On the eve of Thanksgiving the thing I am most thankful for is that tomorrow I will be cooking in a handmade pig print apron and footsie jammies.
Take a brief moment to soak that up.
Oh and please note the exessive drinking that usually occurs as well.
Except I have been punished by the Catholic Gods and have to work on Friday.
A day I usually spend sleeping off the 20-30 pounds of food I consumed and avoiding the public like a plague.
Anyway I digress, back to what I am thankful for.
Let me list a few of the obvious and then get to business.
I am thankful for the fact that I have a job to come to every day, now if said job wanted to give me a sweet raise and an allotted nap time I wouldn't be opposed.
Speaking of naps I am pretty thankful for those.
I am thankful for my family. Without them I would be nothing.
I am thankful for my best friends who will listen to me rant, rave, and cry about the same thing for 9 months and not tell me to shut my dirty trap. (I'm talking to you Marni, Sarah and Trashley)
I'm thankful for a few of my favorite men who have gotten me through the last few months. Jack, Jerry, and Vodka. Thanks for always being there when I need you.
I am especially thankful for Duck Dynasty. I have never in my life wanted to embrace my redneckness more than when I sit in front of my TV for a Duck Dynasty marathon.
And lastly I am thankful for Target for making footsie jammies my size.
Let me elaborate.
It may or may not be a huge secret that I love footsie jammies.
Something about running around in a onesie puts a smile on my face.
The best part?
I can totally buy footsie jammies from the little boys section.
Boys XL yeah buddy!
The only issue is for some reason Target seems to believe that a 10 year old little boy has feet the size of Lebron James.
News flash... THEY DON'T.
So I always have to cut half the foot off.

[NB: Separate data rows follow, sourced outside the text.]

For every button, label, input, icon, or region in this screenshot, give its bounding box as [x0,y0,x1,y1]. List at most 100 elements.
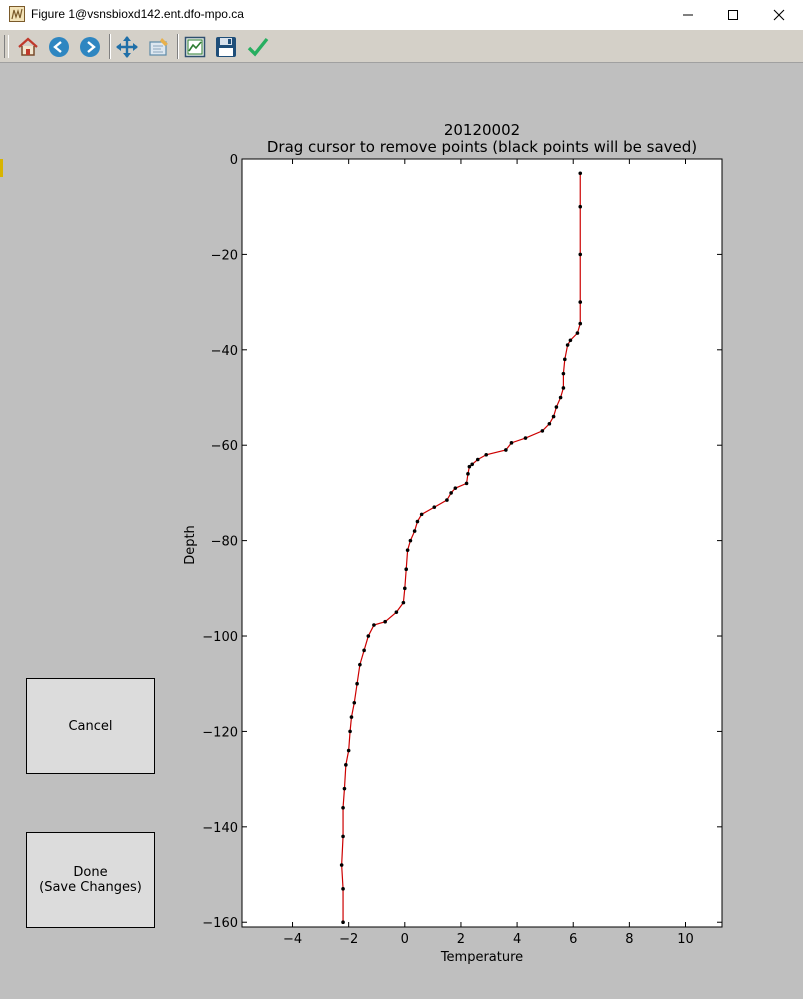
close-icon [773,9,785,21]
x-tick-label: −4 [283,932,302,947]
subplots-button[interactable] [182,34,208,60]
profile-point [470,462,474,467]
pan-button[interactable] [114,34,140,60]
profile-point [358,662,362,667]
matplotlib-icon [9,6,25,22]
profile-point [547,421,552,426]
profile-point [344,763,348,767]
temperature-depth-chart[interactable]: −4 −2 0 2 4 6 8 100−20−40−60−80−100−120−140−160… [0,63,803,999]
profile-point [348,729,352,734]
home-icon [18,37,38,56]
profile-point [449,491,453,495]
profile-point [346,748,351,753]
profile-point [565,343,570,347]
cancel-button[interactable]: Cancel [26,678,155,774]
profile-point [551,414,556,419]
profile-point [432,505,437,510]
profile-point [523,436,528,440]
profile-point [408,538,413,543]
pan-move-icon [116,36,138,58]
profile-point [578,171,583,176]
home-button[interactable] [15,34,41,60]
back-button[interactable] [46,34,72,60]
y-tick-label: 0 [230,153,238,168]
x-tick-label: 0 [401,932,409,947]
confirm-button[interactable] [245,34,271,60]
forward-button[interactable] [77,34,103,60]
profile-point [464,481,469,486]
y-tick-label: −160 [202,916,238,931]
profile-point [554,405,559,409]
back-arrow-icon [49,37,69,57]
done-save-changes-button[interactable]: Done (Save Changes) [26,832,155,928]
y-tick-label: −20 [211,248,238,263]
figure-canvas[interactable]: −4 −2 0 2 4 6 8 10 0 −20 −40 −60 −80 −100 −120 −140 −160… [0,63,803,999]
toolbar-grip [4,35,9,58]
x-tick-label: 2 [457,932,465,947]
profile-point [362,648,366,653]
profile-point [383,619,387,624]
profile-point [578,321,583,326]
checkmark-icon [247,37,269,57]
minimize-button[interactable] [665,0,711,30]
profile-point [349,715,354,719]
profile-point [575,331,580,335]
profile-point [475,457,480,462]
y-tick-label: −60 [211,439,238,454]
profile-point [563,357,567,362]
chart-title: 20120002 [444,121,520,139]
profile-point [419,512,424,517]
profile-point [540,429,545,433]
toolbar-separator [109,34,111,59]
save-floppy-icon [216,37,236,57]
x-axis-label: Temperature [440,950,523,965]
y-tick-label: −100 [202,630,238,645]
zoom-button[interactable] [146,34,172,60]
profile-point [401,600,406,605]
profile-point [341,887,345,891]
profile-point [561,371,566,376]
profile-point [578,252,583,257]
profile-point [558,395,563,400]
profile-point [339,863,344,867]
profile-point [394,610,399,614]
close-button[interactable] [756,0,802,30]
profile-point [342,786,347,791]
y-axis-label: Depth [183,525,198,565]
minimize-icon [683,14,693,16]
profile-point [352,701,357,705]
canvas-edge-marker [0,159,3,177]
window-title: Figure 1@vsnsbioxd142.ent.dfo-mpo.ca [31,7,244,21]
profile-point [403,586,407,591]
y-tick-label: −140 [202,821,238,836]
toolbar-separator [177,34,179,59]
plot-axes-frame [241,158,723,928]
y-tick-label: −40 [211,344,238,359]
zoom-rect-icon [149,38,168,56]
title-bar: Figure 1@vsnsbioxd142.ent.dfo-mpo.ca [0,0,803,30]
x-tick-label: −2 [339,932,358,947]
maximize-button[interactable] [710,0,756,30]
profile-point [466,472,470,476]
profile-point [372,623,376,627]
profile-point [412,529,417,533]
profile-point [341,805,345,810]
profile-point [561,386,566,390]
profile-point [404,567,409,572]
x-tick-label: 8 [625,932,633,947]
x-tick-label: 6 [569,932,577,947]
profile-point [366,634,371,638]
profile-point [341,920,345,925]
profile-point [405,548,410,552]
subplots-config-icon [184,36,206,58]
profile-point [341,834,345,839]
navigation-toolbar [0,30,803,63]
profile-point [467,464,472,469]
profile-point [484,452,489,457]
profile-point [568,338,573,343]
profile-point [578,300,583,304]
profile-point [445,498,449,502]
profile-point [355,681,359,686]
save-button[interactable] [213,34,239,60]
profile-point [504,448,508,452]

So I guess you could call them peep toe jammies.
Yeah, thats what you could call them.
I realized I might have a problem with the ole peep toe jammies when things like this started surfacing
|It was my birthday don't judge.|
This should have been when I stopped drinking. Unfortunately it wasn't. please note Trashley's look of disdain.
And that my friends is why I think it might be time to lay low on the footsie jammies. But probably not.
Happy thanksgiving turkey nuggets or in my case bacon because I'm all about being original and am serving a bacon wrapped ham in place of that bird.